What would you do with a biography of someone distilled from advertising data (advertising data because that’s what Facebook exists to do- sell information about what you might like to buy to advertisers)? I don’t know, but the future has a way of finding interesting ways to use existing data. In some distant future, maybe a project might seek to reconstruct (even resurrect, by a way of thinking) everybody who ever lived. There are innumerable possibilities for what might be done with the data (this goes for anything, not just biographical data like this), but it becomes impossible to use it if it gets destroyed.

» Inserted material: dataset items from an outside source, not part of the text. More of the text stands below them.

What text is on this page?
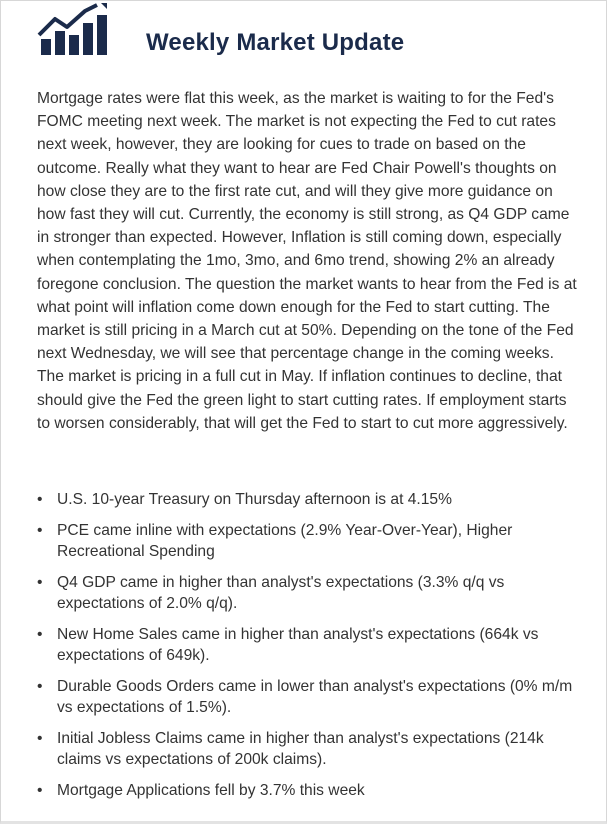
Weekly Market Update

Mortgage rates were flat this week, as the market is waiting to for the Fed's FOMC meeting next week. The market is not expecting the Fed to cut rates next week, however, they are looking for cues to trade on based on the outcome. Really what they want to hear are Fed Chair Powell's thoughts on how close they are to the first rate cut, and will they give more guidance on how fast they will cut. Currently, the economy is still strong, as Q4 GDP came in stronger than expected. However, Inflation is still coming down, especially when contemplating the 1mo, 3mo, and 6mo trend, showing 2% an already foregone conclusion. The question the market wants to hear from the Fed is at what point will inflation come down enough for the Fed to start cutting. The market is still pricing in a March cut at 50%. Depending on the tone of the Fed next Wednesday, we will see that percentage change in the coming weeks. The market is pricing in a full cut in May. If inflation continues to decline, that should give the Fed the green light to start cutting rates. If employment starts to worsen considerably, that will get the Fed to start to cut more aggressively.

• U.S. 10-year Treasury on Thursday afternoon is at 4.15%
• PCE came inline with expectations (2.9% Year-Over-Year), Higher Recreational Spending
• Q4 GDP came in higher than analyst's expectations (3.3% q/q vs expectations of 2.0% q/q).
• New Home Sales came in higher than analyst's expectations (664k vs expectations of 649k).
• Durable Goods Orders came in lower than analyst's expectations (0% m/m vs expectations of 1.5%).
• Initial Jobless Claims came in higher than analyst's expectations (214k claims vs expectations of 200k claims).
• Mortgage Applications fell by 3.7% this week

The historical bane of all archives has been capacity. With digital archives, this is a significantly smaller problem. With multi-terabyte hard disks costing on the order of $0.10 per gigabyte and solid-state memory continuing to follow the pace of Moore’s law (although probably not for much longer), it is easier than ever to store huge amounts of information, dwarfing the largest collections of yesteryear. As long as storage capacity continues to grow (we’ve only recently scratched the surface of using quantum phenomena (holography) for data storage, for example), the sheer amount of data generated by nearly any process is not a concern.

Back on topic

Returning from that digression, the point of switching this site back to a Wordpress backend is to get data out to the public more reliably and faster, in order to preserve the information more permanently. What finally pushed me back was a sudden realization that there’s nothing stopping me from customizing Wordpress in a similar fashion to what I did on the Hyde-based site- it simply requires a bit of experience with the backend code. While PHP is one language I tend to loathe, the immediate utility of a working system is more valuable than the potential utility of a system I need to program myself.

There’s another lesson I can derive from this experience, too: building a flexible system is good, but you should distribute it ready-to-go for a common use case. Reducing the barrier to entry for a tool can make or break it, and tools that go unused are of no use- getting people using a new creation is the primary barrier to its adoption.